Los elementos que configuran la calidad y prestigio de esta tipología ritual, se sitúan en la fidelidad a la tradición, la antigüedad de la tradición, la distancia y orografía del paisaje, así como en el trapío y hermanamiento de las reses y la destreza y conocimientos de los directores de campo, quienes desde la montura son responsables, ante la ley y la costumbre, de una adecuada conducción de la manada de bravos, con la insustituible y abnegada colaboración de los bueyes. Hasta mediados del siglo XX y casi el último tercio en algunas localidades, los caballistas acompañaban a las reses hasta el mismo ruedo o plaza en el que se consumaba el rito de encerrar.

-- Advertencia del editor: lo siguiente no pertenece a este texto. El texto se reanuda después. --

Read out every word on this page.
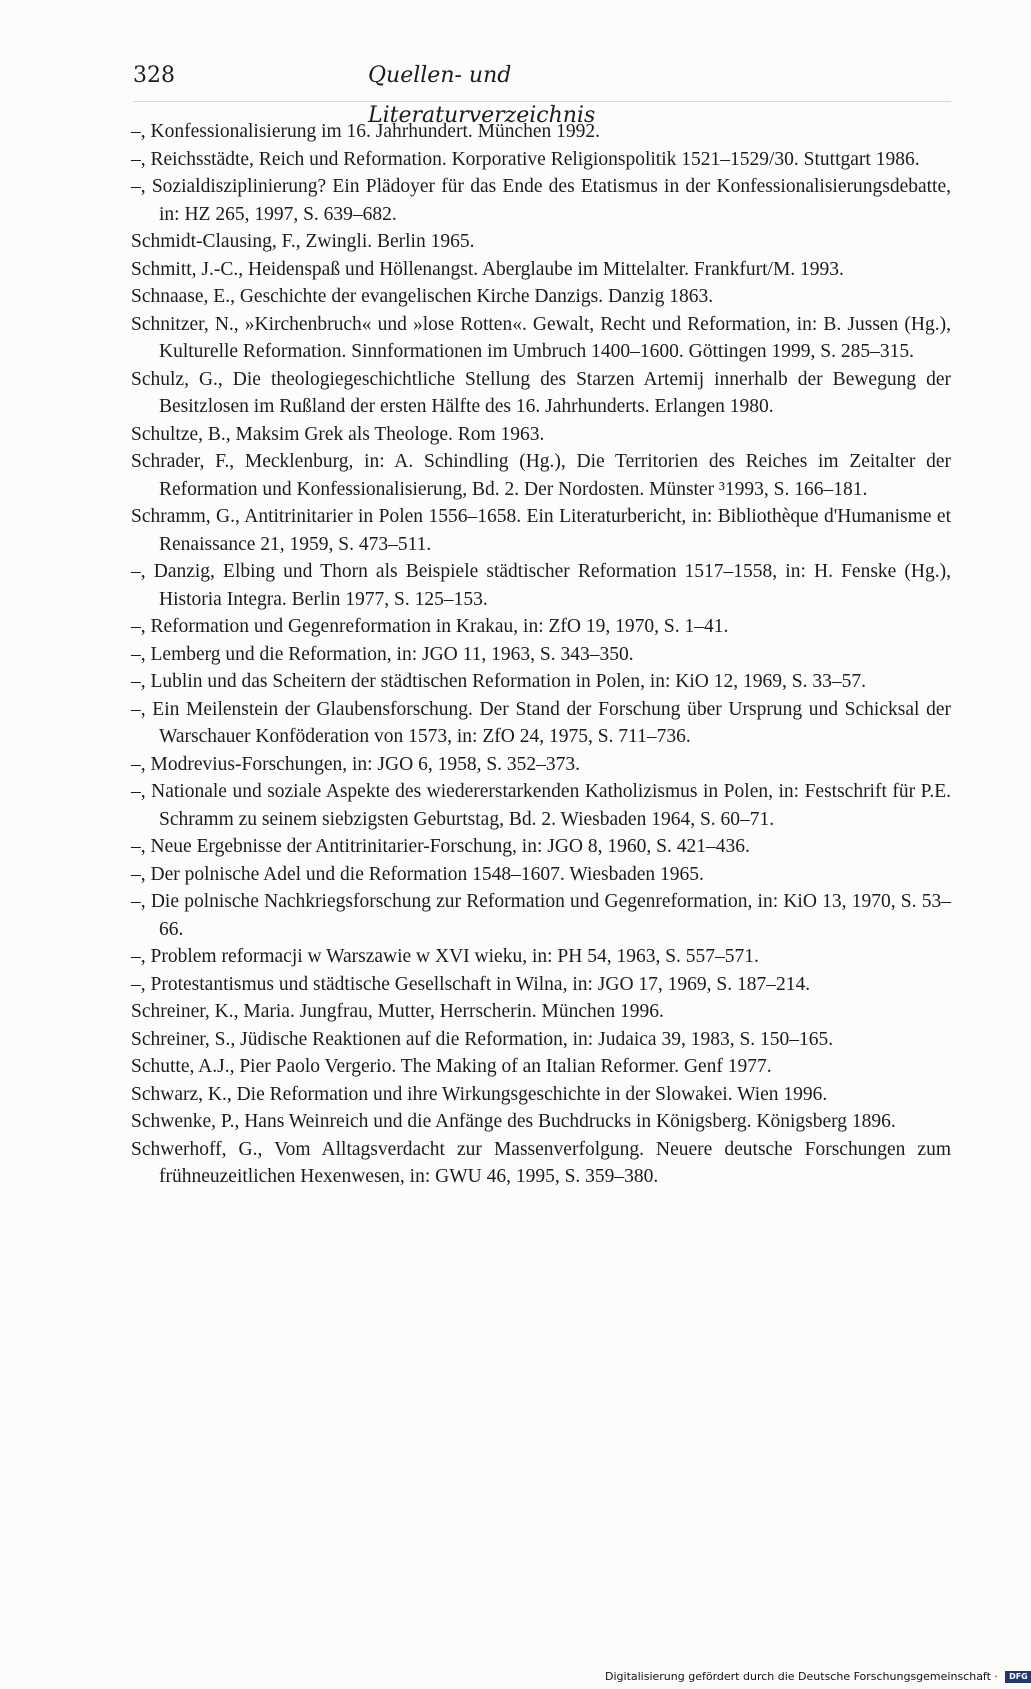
328	Quellen- und Literaturverzeichnis

–, Konfessionalisierung im 16. Jahrhundert. München 1992.

–, Reichsstädte, Reich und Reformation. Korporative Religionspolitik 1521–1529/30. Stuttgart 1986.

–, Sozialdisziplinierung? Ein Plädoyer für das Ende des Etatismus in der Konfessionalisierungsdebatte, in: HZ 265, 1997, S. 639–682.

Schmidt-Clausing, F., Zwingli. Berlin 1965.

Schmitt, J.-C., Heidenspaß und Höllenangst. Aberglaube im Mittelalter. Frankfurt/M. 1993.

Schnaase, E., Geschichte der evangelischen Kirche Danzigs. Danzig 1863.

Schnitzer, N., »Kirchenbruch« und »lose Rotten«. Gewalt, Recht und Reformation, in: B. Jussen (Hg.), Kulturelle Reformation. Sinnformationen im Umbruch 1400–1600. Göttingen 1999, S. 285–315.

Schulz, G., Die theologiegeschichtliche Stellung des Starzen Artemij innerhalb der Bewegung der Besitzlosen im Rußland der ersten Hälfte des 16. Jahrhunderts. Erlangen 1980.

Schultze, B., Maksim Grek als Theologe. Rom 1963.

Schrader, F., Mecklenburg, in: A. Schindling (Hg.), Die Territorien des Reiches im Zeitalter der Reformation und Konfessionalisierung, Bd. 2. Der Nordosten. Münster ³1993, S. 166–181.

Schramm, G., Antitrinitarier in Polen 1556–1658. Ein Literaturbericht, in: Bibliothèque d'Humanisme et Renaissance 21, 1959, S. 473–511.

–, Danzig, Elbing und Thorn als Beispiele städtischer Reformation 1517–1558, in: H. Fenske (Hg.), Historia Integra. Berlin 1977, S. 125–153.

–, Reformation und Gegenreformation in Krakau, in: ZfO 19, 1970, S. 1–41.

–, Lemberg und die Reformation, in: JGO 11, 1963, S. 343–350.

–, Lublin und das Scheitern der städtischen Reformation in Polen, in: KiO 12, 1969, S. 33–57.

–, Ein Meilenstein der Glaubensforschung. Der Stand der Forschung über Ursprung und Schicksal der Warschauer Konföderation von 1573, in: ZfO 24, 1975, S. 711–736.

–, Modrevius-Forschungen, in: JGO 6, 1958, S. 352–373.

–, Nationale und soziale Aspekte des wiedererstarkenden Katholizismus in Polen, in: Festschrift für P.E. Schramm zu seinem siebzigsten Geburtstag, Bd. 2. Wiesbaden 1964, S. 60–71.

–, Neue Ergebnisse der Antitrinitarier-Forschung, in: JGO 8, 1960, S. 421–436.

–, Der polnische Adel und die Reformation 1548–1607. Wiesbaden 1965.

–, Die polnische Nachkriegsforschung zur Reformation und Gegenreformation, in: KiO 13, 1970, S. 53–66.

–, Problem reformacji w Warszawie w XVI wieku, in: PH 54, 1963, S. 557–571.

–, Protestantismus und städtische Gesellschaft in Wilna, in: JGO 17, 1969, S. 187–214.

Schreiner, K., Maria. Jungfrau, Mutter, Herrscherin. München 1996.

Schreiner, S., Jüdische Reaktionen auf die Reformation, in: Judaica 39, 1983, S. 150–165.

Schutte, A.J., Pier Paolo Vergerio. The Making of an Italian Reformer. Genf 1977.

Schwarz, K., Die Reformation und ihre Wirkungsgeschichte in der Slowakei. Wien 1996.

Schwenke, P., Hans Weinreich und die Anfänge des Buchdrucks in Königsberg. Königsberg 1896.

Schwerhoff, G., Vom Alltagsverdacht zur Massenverfolgung. Neuere deutsche Forschungen zum frühneuzeitlichen Hexenwesen, in: GWU 46, 1995, S. 359–380.

Digitalisierung gefördert durch die Deutsche Forschungsgemeinschaft · DFG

En la actualidad su faena cesa en el umbral en el que los astados realizan la transición entre el campo abierto, un espacio de libertad y posible fuga, hasta las calles, en las que las talanqueras ya simbolizan una barrera que encauza su galope hasta los corrales del coso.

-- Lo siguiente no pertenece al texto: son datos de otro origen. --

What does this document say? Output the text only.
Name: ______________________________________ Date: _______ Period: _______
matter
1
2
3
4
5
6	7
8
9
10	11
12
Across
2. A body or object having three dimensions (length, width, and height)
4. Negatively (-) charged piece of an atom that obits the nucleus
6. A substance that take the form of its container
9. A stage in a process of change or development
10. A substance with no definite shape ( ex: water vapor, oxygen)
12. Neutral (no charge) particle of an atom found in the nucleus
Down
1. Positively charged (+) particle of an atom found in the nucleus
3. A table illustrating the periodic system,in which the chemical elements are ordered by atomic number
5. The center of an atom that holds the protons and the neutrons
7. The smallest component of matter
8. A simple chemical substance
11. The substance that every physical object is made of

Localidades como Cuéllar, por su historia documentada y su singular y no fácil recorrido en el tramo campero –lo que supone incluso el cruce por un túnel de la autovía de Pinares-, así como por la presencia de los astados que se encierran y el perfil visible desde los pagos cercanos de su castillo-palacio y sus iglesias mudéjares, Ciudad Rodrigo, en cuyo Carnaval del Toro se desarrollan encierros de gran potencia simbólica, a la que colabora la trama de calles medievales y el coso rectangular de arquitectura arbórea en el que se cierra el trayecto urbano, o Portillo, rito en el que la conducción de los astados es visible desde la loma en la que se yergue el castillo de los condes de Benavente, del siglo XIV, ejemplifican con gallardía y enorme vigencia social la realidad de un festejo taurino popular que concita en cada celebración la asistencia de miles de aficionados y cientos de caballistas. Medina del Campo, Olmedo, Tordesillas, Íscar, Fuenteguinaldo o Carbonero El Mayor, son, entre muchos otros, también ejemplo de ritos de buena y bella ejecución y de gran interés para el público cercano a los espectáculos taurinos populares.

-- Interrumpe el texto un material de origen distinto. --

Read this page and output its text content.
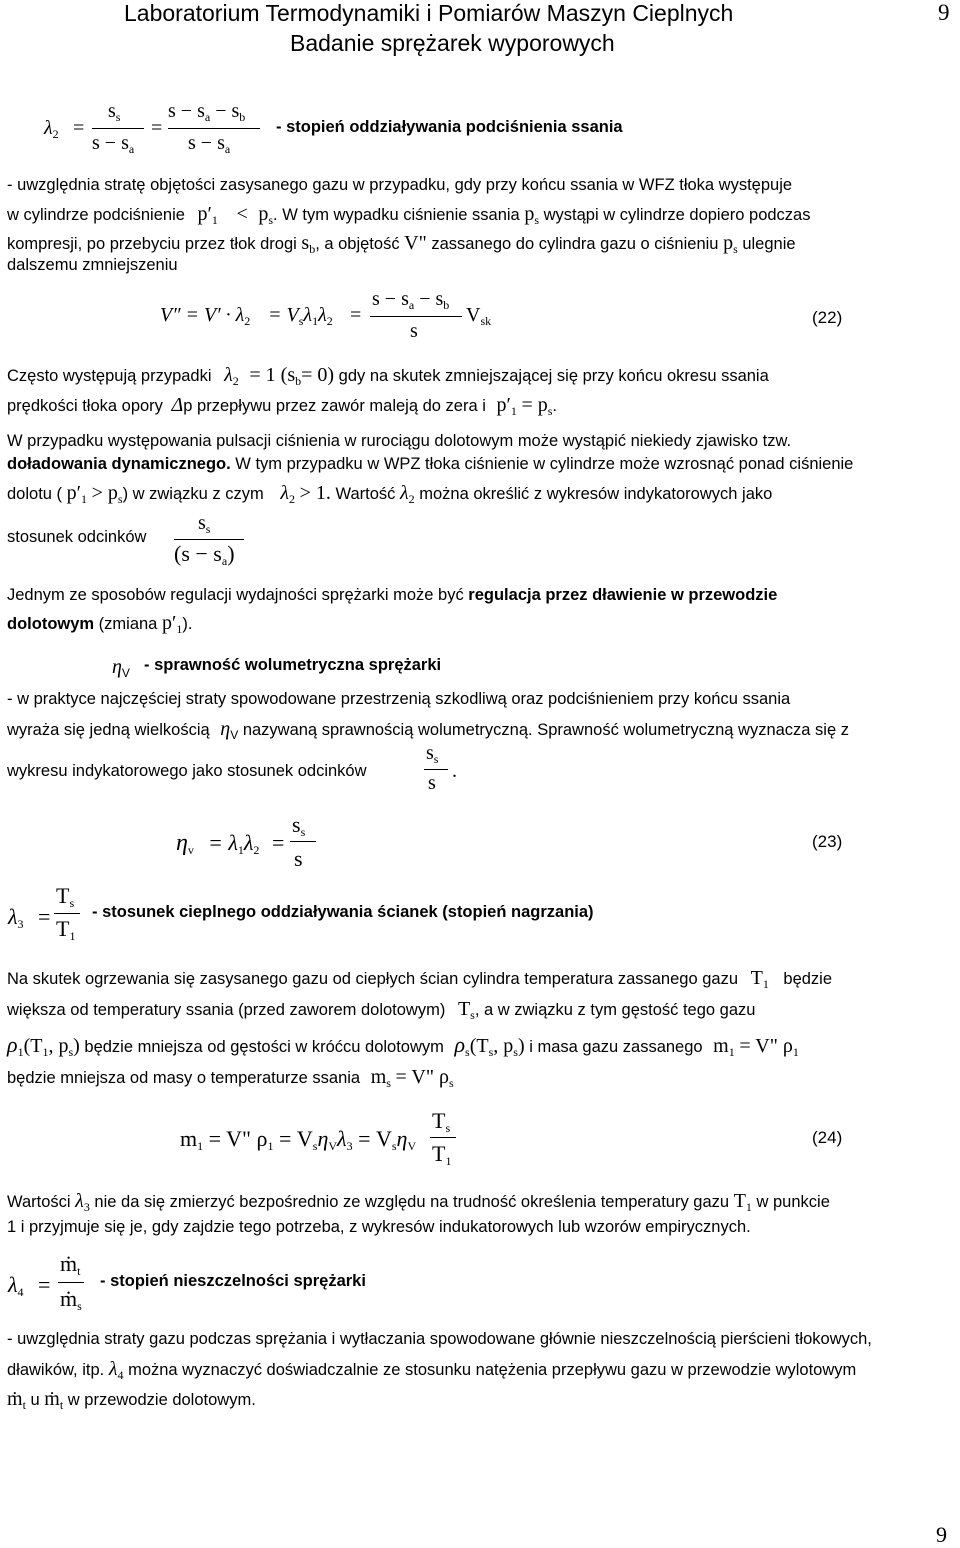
Laboratorium Termodynamiki i Pomiarów Maszyn Cieplnych
Badanie sprężarek wyporowych
9
$\lambda_2$ =
$s_s$
$s - s_a$
=
$s - s_a - s_b$
$s - s_a$
- stopień oddziaływania podciśnienia ssania
- uwzględnia stratę objętości zasysanego gazu w przypadku, gdy przy końcu ssania w WFZ tłoka występuje
w cylindrze podciśnienie $p'_1 < p_s$. W tym wypadku ciśnienie ssania $p_s$ wystąpi w cylindrze dopiero podczas
kompresji, po przebyciu przez tłok drogi $s_b$, a objętość V" zassanego do cylindra gazu o ciśnieniu $p_s$ ulegnie
dalszemu zmniejszeniu
$V'' = V' \cdot \lambda_2 = V_s\lambda_1\lambda_2$ =
$s - s_a - s_b$
s
$V_{sk}$	(22)
Często występują przypadki $\lambda_2 = 1$ $(s_b= 0)$ gdy na skutek zmniejszającej się przy końcu okresu ssania
prędkości tłoka opory Δp przepływu przez zawór maleją do zera i $p'_1 = p_s$.
W przypadku występowania pulsacji ciśnienia w rurociągu dolotowym może wystąpić niekiedy zjawisko tzw.
doładowania dynamicznego. W tym przypadku w WPZ tłoka ciśnienie w cylindrze może wzrosnąć ponad ciśnienie
dolotu ( $p'_1 > p_s$) w związku z czym $\lambda_2 > 1$. Wartość $\lambda_2$ można określić z wykresów indykatorowych jako
stosunek odcinków
$s_s$
$(s - s_a)$
Jednym ze sposobów regulacji wydajności sprężarki może być regulacja przez dławienie w przewodzie
dolotowym (zmiana $p'_1$).
$\eta_V$ - sprawność wolumetryczna sprężarki
- w praktyce najczęściej straty spowodowane przestrzenią szkodliwą oraz podciśnieniem przy końcu ssania
wyraża się jedną wielkością $\eta_V$ nazywaną sprawnością wolumetryczną. Sprawność wolumetryczną wyznacza się z
wykresu indykatorowego jako stosunek odcinków
$s_s$
s
.
$\eta_v = \lambda_1\lambda_2$ =
$s_s$
s
(23)
$\lambda_3$ =
$T_s$
$T_1$
- stosunek cieplnego oddziaływania ścianek (stopień nagrzania)
Na skutek ogrzewania się zasysanego gazu od ciepłych ścian cylindra temperatura zassanego gazu $T_1$ będzie
większa od temperatury ssania (przed zaworem dolotowym) $T_s$, a w związku z tym gęstość tego gazu
$\rho_1(T_1$, $p_s$) będzie mniejsza od gęstości w króćcu dolotowym $\rho_s(T_s$, $p_s$) i masa gazu zassanego $m_1 = V$" $\rho_1$
będzie mniejsza od masy o temperaturze ssania $m_s = V$" $\rho_s$
$m_1 = V$" $\rho_1 = V_s\eta_V\lambda_3 = V_s\eta_V$
$T_s$
$T_1$
(24)
Wartości $\lambda_3$ nie da się zmierzyć bezpośrednio ze względu na trudność określenia temperatury gazu $T_1$ w punkcie
1 i przyjmuje się je, gdy zajdzie tego potrzeba, z wykresów indukatorowych lub wzorów empirycznych.
$\lambda_4$ =
ṁ$_t$
ṁ$_s$
- stopień nieszczelności sprężarki
- uwzględnia straty gazu podczas sprężania i wytłaczania spowodowane głównie nieszczelnością pierścieni tłokowych,
dławików, itp. $\lambda_4$ można wyznaczyć doświadczalnie ze stosunku natężenia przepływu gazu w przewodzie wylotowym
ṁ$_t$ u ṁ$_t$ w przewodzie dolotowym.
9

Otros municipios, en los que las reses no ofrecen la edad y el trapío de los astados adultos, pero que ofrecen una belleza y singularidad especial en sus encierros son, entre otros, los de Soria capital, con la suelta tumultuaria de las reses desde Valonsadero hasta el coso capitalino, Pedraza de la Sierra y San Felices de los Gallegos. A la localidad medieval segoviana llegan los novillos desde los prados comunales de las afueras de la villa y tras un pronunciado repecho y franquear el arco de entrada a la población sus carreras por calles adoquinadas desembocan en una plaza de tipismo insuperable, con sus edificios soportalados y los chiqueros a los que se accede bajo el edificio del Ayuntamiento. En San Felices la tauromaquia popular goza de la sencillez y la autenticidad de un recorrido campero frondoso y angosto, y de una plaza cuyo ruedo lo dibujan carros y remolques y la propia iglesia parroquial.

Naturaleza, reses de lidia y caballistas son una fórmula perfecta y segura para atraer a miles de aficionados para contemplar un rito que sublima la relación del ser humano con su entorno ambiental, en la que la necesidad y el disfrute se unen para dar lugar a un espectáculo de belleza inigualable y emoción desbordante. Una reliquia campera y festiva que necesita de la administración y los aficionados abordar normas que garanticen la celebración respetuosa con su esencia, con el entorno y acorde con la seguridad propia de espectáculos de riesgo elevado e inherente a su propia naturaleza.